The 1944 controversy between the REA and the Department of Agriculture over the administration of REA led to a Senate investigation. Slattery was involved in the passage of a federal coal and oil leasing measure, federal water power legislation, Alaska coal and home rule acts, and rural electrification legislation.

In 1940-1942, he was also Consultant to the power subcommittee of the advisory commission of the Council of National Defense.

In 1944, Slattery received LL.D. from the University of South Carolina.
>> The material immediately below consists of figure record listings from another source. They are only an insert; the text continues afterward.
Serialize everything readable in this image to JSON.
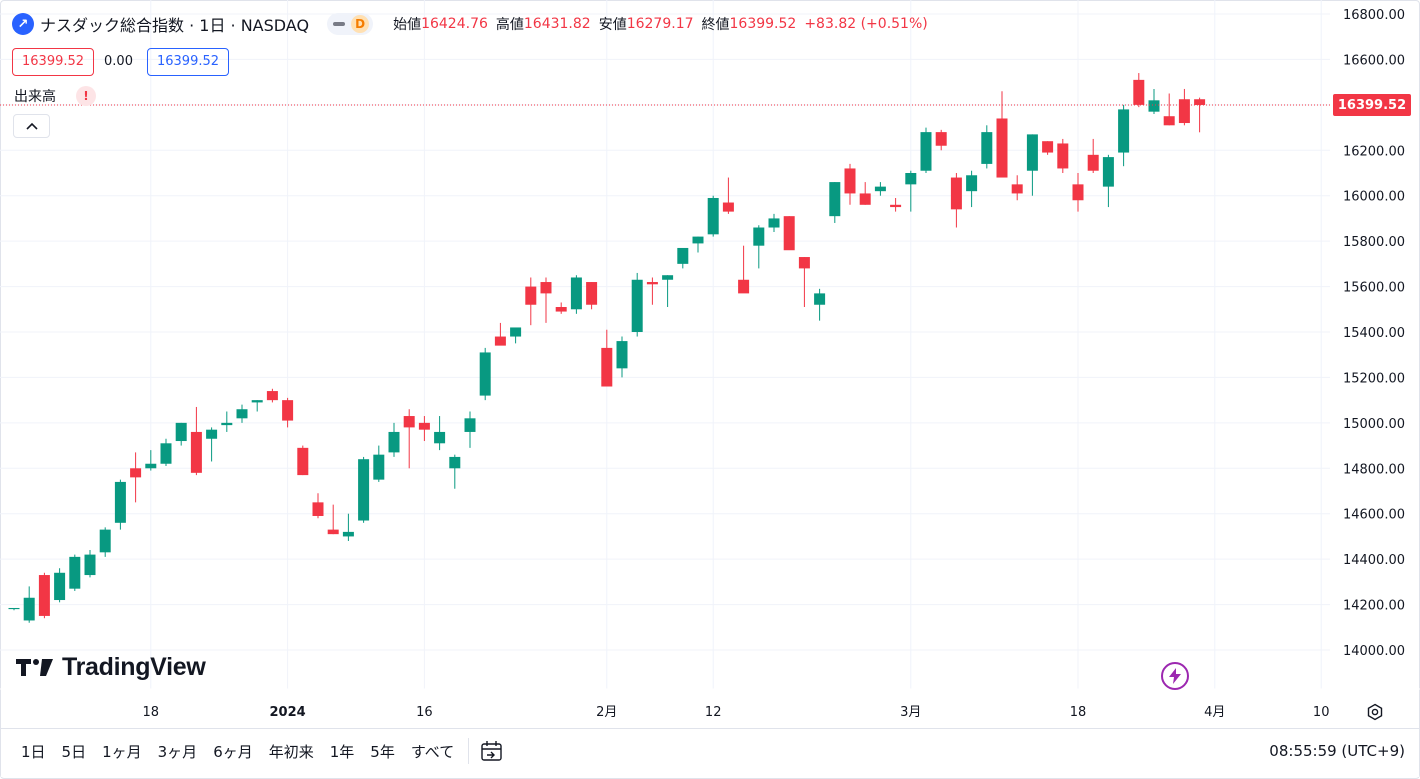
{
  "symbol": {
    "logo_glyph": "↗",
    "title": "ナスダック総合指数 · 1日 · NASDAQ",
    "market_status_badge": "D"
  },
  "ohlc": {
    "open_label": "始値",
    "open": "16424.76",
    "high_label": "高値",
    "high": "16431.82",
    "low_label": "安値",
    "low": "16279.17",
    "close_label": "終値",
    "close": "16399.52",
    "change": "+83.82 (+0.51%)"
  },
  "trade": {
    "sell_price": "16399.52",
    "spread": "0.00",
    "buy_price": "16399.52"
  },
  "volume": {
    "label": "出来高",
    "warning": "!"
  },
  "brand": {
    "logo_text": "TradingView"
  },
  "last_price_tag": "16399.52",
  "colors": {
    "up": "#089981",
    "down": "#f23645",
    "accent": "#2962ff",
    "grid": "#f0f3fa"
  },
  "icons": [
    "chevron-up-icon",
    "lightning-icon",
    "gear-icon",
    "calendar-goto-icon",
    "tradingview-logo-icon"
  ],
  "bottom_bar": {
    "ranges": [
      "1日",
      "5日",
      "1ヶ月",
      "3ヶ月",
      "6ヶ月",
      "年初来",
      "1年",
      "5年",
      "すべて"
    ],
    "clock": "08:55:59 (UTC+9)"
  },
  "chart_data": {
    "type": "candlestick",
    "title": "ナスダック総合指数 · 1日 · NASDAQ",
    "ylim": [
      13810,
      16880
    ],
    "y_ticks": [
      14000,
      14200,
      14400,
      14600,
      14800,
      15000,
      15200,
      15400,
      15600,
      15800,
      16000,
      16200,
      16400,
      16600,
      16800
    ],
    "y_tick_labels": [
      "14000.00",
      "14200.00",
      "14400.00",
      "14600.00",
      "14800.00",
      "15000.00",
      "15200.00",
      "15400.00",
      "15600.00",
      "15800.00",
      "16000.00",
      "16200.00",
      "16400.00",
      "16600.00",
      "16800.00"
    ],
    "x_tick_labels": [
      {
        "label": "18",
        "index": 9
      },
      {
        "label": "2024",
        "index": 18
      },
      {
        "label": "16",
        "index": 27
      },
      {
        "label": "2月",
        "index": 39
      },
      {
        "label": "12",
        "index": 46
      },
      {
        "label": "3月",
        "index": 59
      },
      {
        "label": "18",
        "index": 70
      },
      {
        "label": "4月",
        "index": 79
      },
      {
        "label": "10",
        "index": 86
      }
    ],
    "grid": true,
    "last_price": 16399.52,
    "candles": [
      [
        14180,
        14185,
        14175,
        14185
      ],
      [
        14130,
        14280,
        14120,
        14230
      ],
      [
        14330,
        14340,
        14140,
        14150
      ],
      [
        14220,
        14360,
        14210,
        14340
      ],
      [
        14270,
        14420,
        14260,
        14410
      ],
      [
        14330,
        14440,
        14320,
        14420
      ],
      [
        14430,
        14540,
        14410,
        14530
      ],
      [
        14560,
        14750,
        14530,
        14740
      ],
      [
        14800,
        14870,
        14650,
        14760
      ],
      [
        14800,
        14880,
        14790,
        14820
      ],
      [
        14820,
        14930,
        14810,
        14910
      ],
      [
        14920,
        15000,
        14900,
        15000
      ],
      [
        14960,
        15070,
        14770,
        14780
      ],
      [
        14930,
        14980,
        14830,
        14970
      ],
      [
        14990,
        15050,
        14960,
        15000
      ],
      [
        15020,
        15080,
        15000,
        15060
      ],
      [
        15090,
        15100,
        15050,
        15100
      ],
      [
        15140,
        15150,
        15090,
        15100
      ],
      [
        15100,
        15110,
        14980,
        15010
      ],
      [
        14890,
        14900,
        14770,
        14770
      ],
      [
        14650,
        14690,
        14580,
        14590
      ],
      [
        14530,
        14640,
        14510,
        14510
      ],
      [
        14500,
        14600,
        14480,
        14520
      ],
      [
        14570,
        14850,
        14560,
        14840
      ],
      [
        14750,
        14900,
        14740,
        14860
      ],
      [
        14870,
        15000,
        14850,
        14960
      ],
      [
        15030,
        15060,
        14800,
        14980
      ],
      [
        15000,
        15030,
        14920,
        14970
      ],
      [
        14910,
        15030,
        14880,
        14960
      ],
      [
        14800,
        14860,
        14710,
        14850
      ],
      [
        14960,
        15050,
        14890,
        15020
      ],
      [
        15120,
        15330,
        15100,
        15310
      ],
      [
        15380,
        15440,
        15350,
        15340
      ],
      [
        15380,
        15410,
        15350,
        15420
      ],
      [
        15600,
        15640,
        15430,
        15520
      ],
      [
        15620,
        15640,
        15440,
        15570
      ],
      [
        15510,
        15530,
        15480,
        15490
      ],
      [
        15500,
        15650,
        15480,
        15640
      ],
      [
        15620,
        15620,
        15500,
        15520
      ],
      [
        15330,
        15410,
        15170,
        15160
      ],
      [
        15240,
        15380,
        15200,
        15360
      ],
      [
        15400,
        15660,
        15380,
        15630
      ],
      [
        15620,
        15640,
        15520,
        15610
      ],
      [
        15630,
        15650,
        15510,
        15650
      ],
      [
        15700,
        15760,
        15680,
        15770
      ],
      [
        15790,
        15820,
        15750,
        15820
      ],
      [
        15830,
        16000,
        15820,
        15990
      ],
      [
        15970,
        16080,
        15920,
        15930
      ],
      [
        15630,
        15780,
        15580,
        15570
      ],
      [
        15780,
        15870,
        15680,
        15860
      ],
      [
        15860,
        15920,
        15840,
        15900
      ],
      [
        15910,
        15910,
        15770,
        15760
      ],
      [
        15730,
        15730,
        15510,
        15680
      ],
      [
        15520,
        15590,
        15450,
        15570
      ],
      [
        15910,
        16060,
        15880,
        16060
      ],
      [
        16120,
        16140,
        15960,
        16010
      ],
      [
        16010,
        16060,
        15960,
        15960
      ],
      [
        16020,
        16060,
        16000,
        16040
      ],
      [
        15960,
        15990,
        15930,
        15950
      ],
      [
        16050,
        16110,
        15930,
        16100
      ],
      [
        16110,
        16300,
        16100,
        16280
      ],
      [
        16280,
        16290,
        16200,
        16220
      ],
      [
        16080,
        16100,
        15860,
        15940
      ],
      [
        16020,
        16110,
        15950,
        16090
      ],
      [
        16140,
        16310,
        16120,
        16280
      ],
      [
        16340,
        16460,
        16080,
        16080
      ],
      [
        16050,
        16090,
        15980,
        16010
      ],
      [
        16110,
        16270,
        16000,
        16270
      ],
      [
        16240,
        16240,
        16180,
        16190
      ],
      [
        16230,
        16250,
        16100,
        16120
      ],
      [
        16050,
        16100,
        15930,
        15980
      ],
      [
        16180,
        16250,
        16100,
        16110
      ],
      [
        16040,
        16180,
        15950,
        16170
      ],
      [
        16190,
        16400,
        16130,
        16380
      ],
      [
        16510,
        16540,
        16390,
        16400
      ],
      [
        16370,
        16470,
        16360,
        16420
      ],
      [
        16350,
        16450,
        16310,
        16310
      ],
      [
        16424.76,
        16470,
        16310,
        16320
      ],
      [
        16424.76,
        16431.82,
        16279.17,
        16399.52
      ]
    ]
  }
}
Slattery was a member of the National Power Policy Committee, the Energy Resources and Land Committees of the National Resources Planning Board, the Interbureau Coordinating Committee, the Federal States Relations Committee, the Society of American Foresters, the National Press Club, the Missouri Athletic Club, and Delta Theta Phi fraternity.

==Personal life==
Slattery died on September 1, 1949.

His papers are held in the Duke University Libraries.